Help plants survive this wintry weather

  • By Lee Reich Associated Press
  • Wednesday, January 30, 2008 4:17pm
  • Life

What a wonder that plants can survive in winter.

At a time when humans bundle up and stay indoors, most plants have no choice but to stay put. They can’t stomp their limbs or do jumping jacks to get their sap moving and warm up.

But plants do survive. Some plants just die to the ground each winter, their roots surviving in the warmer ground and storing food until spring. That’s why asparagus stems turned brown last fall, and why coneflowers, delphiniums and peonies have been reduced to nothing more than a few dry stalks.

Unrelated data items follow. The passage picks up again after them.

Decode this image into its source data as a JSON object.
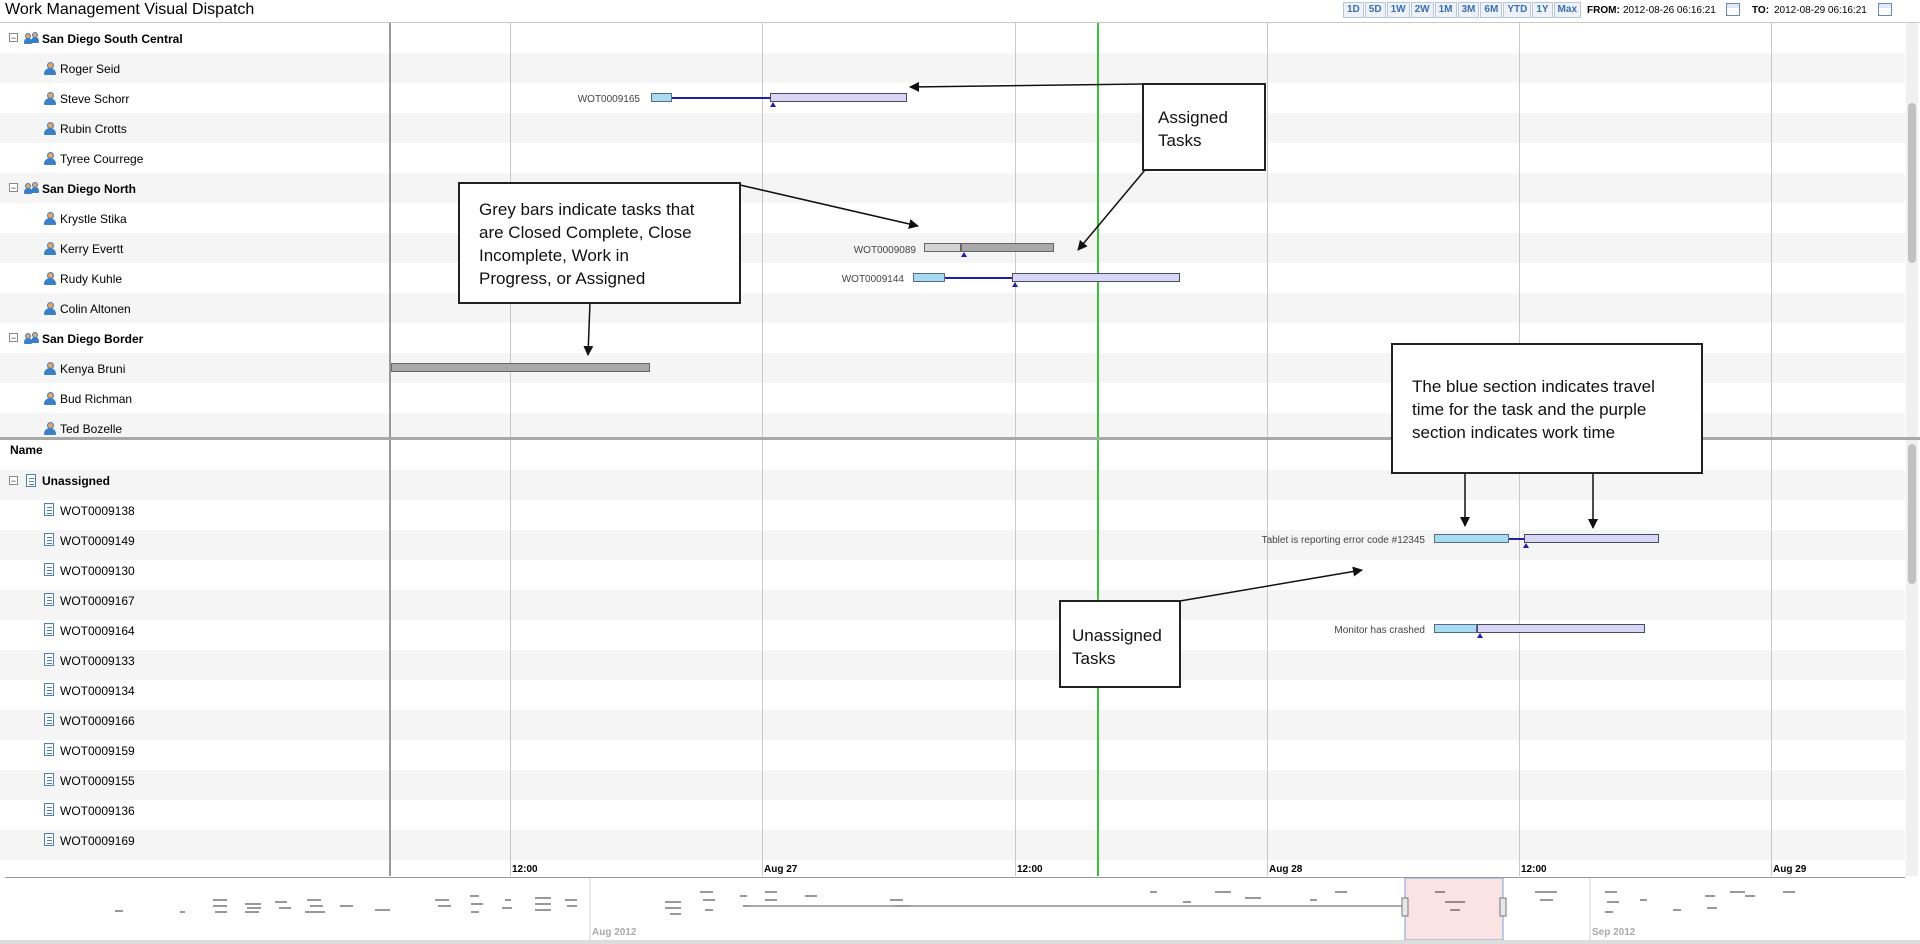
{
  "app": {
    "title": "Work Management Visual Dispatch"
  },
  "toolbar": {
    "range_buttons": [
      "1D",
      "5D",
      "1W",
      "2W",
      "1M",
      "3M",
      "6M",
      "YTD",
      "1Y",
      "Max"
    ],
    "from_label": "FROM:",
    "from_value": "2012-08-26 06:16:21",
    "to_label": "TO:",
    "to_value": "2012-08-29 06:16:21"
  },
  "assigned": {
    "groups": [
      {
        "name": "San Diego South Central",
        "members": [
          "Roger Seid",
          "Steve Schorr",
          "Rubin Crotts",
          "Tyree Courrege"
        ]
      },
      {
        "name": "San Diego North",
        "members": [
          "Krystle Stika",
          "Kerry Evertt",
          "Rudy Kuhle",
          "Colin Altonen"
        ]
      },
      {
        "name": "San Diego Border",
        "members": [
          "Kenya Bruni",
          "Bud Richman",
          "Ted Bozelle"
        ]
      }
    ],
    "tasks": {
      "steve": "WOT0009165",
      "kerry": "WOT0009089",
      "rudy": "WOT0009144"
    }
  },
  "unassigned": {
    "column_header": "Name",
    "group": "Unassigned",
    "items": [
      "WOT0009138",
      "WOT0009149",
      "WOT0009130",
      "WOT0009167",
      "WOT0009164",
      "WOT0009133",
      "WOT0009134",
      "WOT0009166",
      "WOT0009159",
      "WOT0009155",
      "WOT0009136",
      "WOT0009169"
    ],
    "task_labels": {
      "wot149": "Tablet is reporting error code #12345",
      "wot164": "Monitor has crashed"
    }
  },
  "timeline": {
    "axis_labels": [
      "12:00",
      "Aug 27",
      "12:00",
      "Aug 28",
      "12:00",
      "Aug 29"
    ]
  },
  "navigator": {
    "labels": [
      "Aug 2012",
      "Sep 2012"
    ]
  },
  "callouts": {
    "assigned": "Assigned\nTasks",
    "grey": "Grey bars indicate tasks that\nare Closed Complete, Close\nIncomplete, Work in\nProgress, or Assigned",
    "blue": "The blue section indicates travel\ntime for the task and the purple\nsection indicates work time",
    "unassigned": "Unassigned\nTasks"
  },
  "colors": {
    "travel": "#a8dcf3",
    "work": "#d9d6f5",
    "closed": "#a9a9a9",
    "now": "#3cc13c",
    "link": "#1f1fa8"
  }
}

Here are some tips to keep your plants cozy in the cold:

Lay down a thick blanket of some fluffy organic material: Leaves, straw or wood chips will insulate the ground against cold to keep roots warmer. Five feet down, the ground remains a balmy 50 degrees year-round, and even a foot down, the temperature won’t reach the chill of air temperature. Under mulch, the ground stays even warmer.

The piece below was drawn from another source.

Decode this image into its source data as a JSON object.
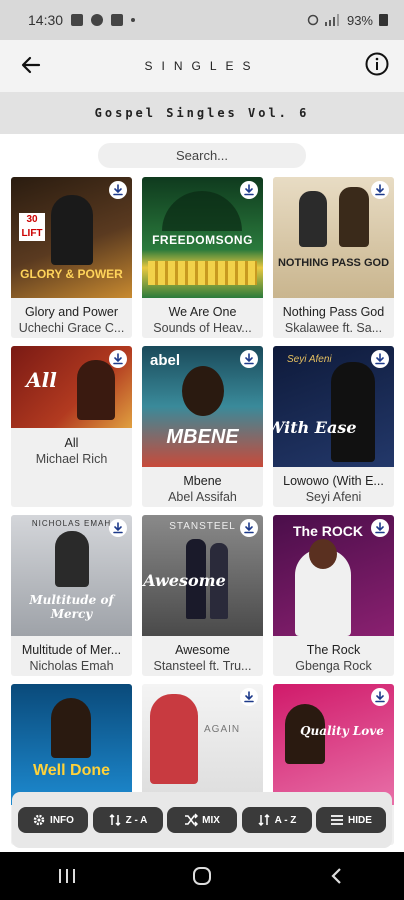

Low growing plants whose stems and leaves stay alive through winter have it almost as good as those survived only by their roots. Hugging the ground, these plants are shielded from winter cold and wind. And if nature throws down a powdery, white insulating blanket, all the better.

Provide your own low blanket for low-growing woody plants: Again, that fluffy cover of straw, leaves, or wood chips. Wait to cover these plants until weather turns reliably cold so that stems have time to acclimate to cold and won’t rot beneath a cover that is moist and too warm.

Let plants toughen: One way trees and shrubs protect themselves from freezing is by shedding those parts most likely to freeze — their leaves. You can help plants along by assisting their leaf shedding. No, not by pulling off the leaves. Avoid fertilizing, pruning and excessive watering in late summer to allow plants to naturally slow down.

Anything that helps plants naturally shed leaves in late summer and fall also helps plants naturally toughen up for winter. Mostly, do nothing.